Clare Short, MP, 57, was appalled at how Britain and the UN turned their backs on the 1994 Rwanda genocide. She recalls how one survivor's story inspired her to help rebuild the country.
All my life I've been passionately interested in Africa. I think it's partly because my Irish father's interest in politics infused our house and our family. I remember Ghana becoming independent - when I was about 10 - and the Suez crisis, when the kids in my school sang: "We'll throw Nasser in the Suez canal." I rounded them all up, explaining that it was Egypt's own canal, which they were entitled to.
The point of being in politics is to get more justice in the world. In 1997, not long after I became secretary of state for international development, one of my main ambitions was to give a chance to the generation who'd suffered the Rwandan genocide.
Few people in the UK knew what had happened in Rwanda in 1994, when 1 m people were slaughtered by machete in 100 days. I knew something of this horror, and of the terrible failure of the international community: we'd all signed the genocide convention after the Holocaust, committing ourselves to intervene if ever there was such a threat anywhere in the world again. But the UN pulled out of Rwanda, despite the fact that the Hate Radio, as it was called, was inciting Hutus to kill Tutsis and moderate Hutus.
But why did the UN pull out? It wouldn't have cost much, compared to recent wars and peacekeeping operations. The Belgian colonial legacy had exploited the divisions between Hutus and Tutsis. Most people hadn't even heard of Rwanda. The truth was, nobody cared enough. And the UN justified pulling out by denying that the killing of 1 m people amounted to a genocide. Even now I feel angry: what happened in Rwanda is shameful. It shames our country.

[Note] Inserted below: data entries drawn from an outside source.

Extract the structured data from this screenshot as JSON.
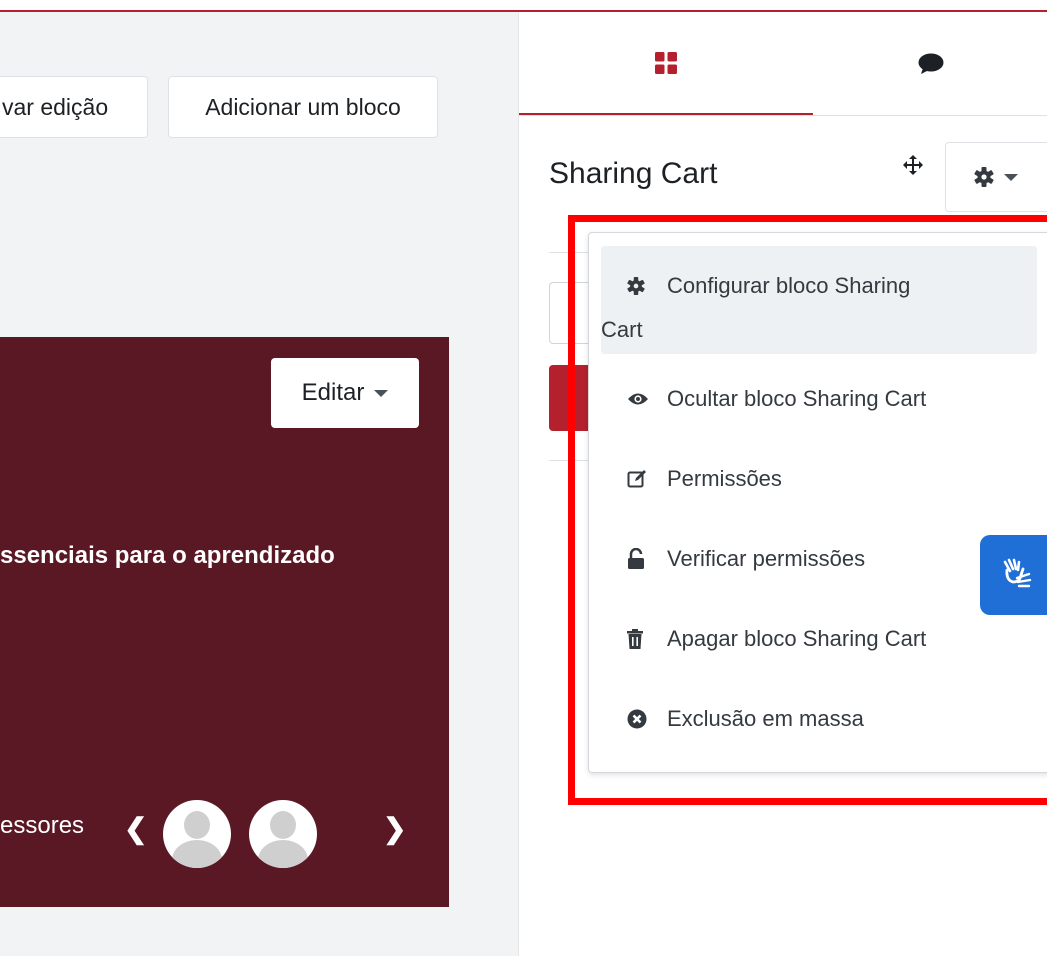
{
  "toolbar": {
    "toggle_edit_label": "var edição",
    "add_block_label": "Adicionar um bloco"
  },
  "course_card": {
    "edit_label": "Editar",
    "heading": "ssenciais para o aprendizado",
    "teachers_label": "essores"
  },
  "drawer": {
    "tabs": [
      {
        "icon": "blocks-grid-icon"
      },
      {
        "icon": "chat-bubble-icon"
      }
    ],
    "block_title": "Sharing Cart",
    "menu": {
      "items": [
        {
          "icon": "gear-icon",
          "label_line1": "Configurar bloco Sharing",
          "label_line2": "Cart"
        },
        {
          "icon": "eye-icon",
          "label": "Ocultar bloco Sharing Cart"
        },
        {
          "icon": "edit-icon",
          "label": "Permissões"
        },
        {
          "icon": "unlock-icon",
          "label": "Verificar permissões"
        },
        {
          "icon": "trash-icon",
          "label": "Apagar bloco Sharing Cart"
        },
        {
          "icon": "x-circle-icon",
          "label": "Exclusão em massa"
        }
      ]
    }
  },
  "colors": {
    "accent": "#b5202e",
    "course_card_bg": "#5a1724",
    "highlight": "#ff0000",
    "a11y_widget": "#1f6fd6"
  }
}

So in 1998 I went to see what I could do for Rwanda. Somehow I expected a gloomy and sad place. But no - Rwanda was green and fertile and utterly beautiful. I went to a village to meet some women genocide survivors. Many had been raped, and some had children as a consequence. Several had Aids. They told me how when the Interahamwe, the Hutu killers, started those terrible killings - in broad daylight - the people ran to churches, thinking they'd be safe. But the killers came and hacked them to death right there.
All over the floor of the church I saw, still lying there, rags and bits of bone. Outside on a ramshackle shelf were lots of skulls and a remembrance book. I was appalled, and I started to write in the book: "I'm sorry my country did nothing to help you while these terrible things were happening."
While I was writing, a woman with a baby on her back came up to me, anxious to tell me her story. She showed me a big scar on her back, underneath her baby, and told me how in 1994 she had been hiding in the church where she and other villagers were found by the killers. But although this woman's killer's machete had hacked through the baby she was carrying and into her shoulders, the baby shielded her. All the bodies were thrown on top of her into a big pit. After the killers had gone, she crawled out, her dead baby skill on her back.
I was incredibly moved by this story. The world had let down this mother and baby. Yet somehow her story also offered hope: she was living on, and she had a new baby. I felt that if my role in the government could be used to give the people of Rwanda a chance, that was a very fine thing for me to do. That's what politics is for, and why one is in government. But it couldn't just be my dream: I had to make it real, which was a big responsibility. But I decided I'd try.
At that time, Rwanda was a complete wreck, with no structure. They hadn't even any typewriters. It was very poor and very scared. And, unsurprisingly, its government was very distrustful of the world.
I went back to the UK and began talking to the Foreign Office and the UN security council. But I was quite isolated. Everyone thought: "Clare is being peculiar. Why does she want to be in with Rwanda?" Nobody wanted to know. I talked to the International Monetary Fund and the World Bank. I organised a meeting in Geneva with leading players from the international community and some Rwandan government representatives. The IMF and the World Bank eventually agreed to more ambitious aid in the UK committed to a 10-year programme. Our work began and we made great progress. A few years later, when there was peace in Rwanda, they qualified for debt relief. People are back in their houses, and hospitals and schools have reopened. And today's schoolchildren don't call themselves Hutus or Tutsis: they call themselves Rwandans. What an honour to be given a chance to play such a role, even if it came to an end as it did in May, when I resigned.
In the period leading up to my resignation - when I knew I had to leave because there were too many things I couldn't defend - I had sleepless nights thinking about things I'd leave behind. But about Rwanda, I thought: "Well, it's doing well enough now and it's got enough allies. I'm sure it will be all right without me."
The worst of times were thinking about the Rwandan genocide and meeting that woman. But the best had been to be able to give a chance to those people, to the brothers and sisters of that dead baby, and to that new baby on the woman's back. If I've done something to help another generation grow up in Rwanda without a bout of genocide, it makes my years in politics - and all the unpleasant things that come with it - well worth it.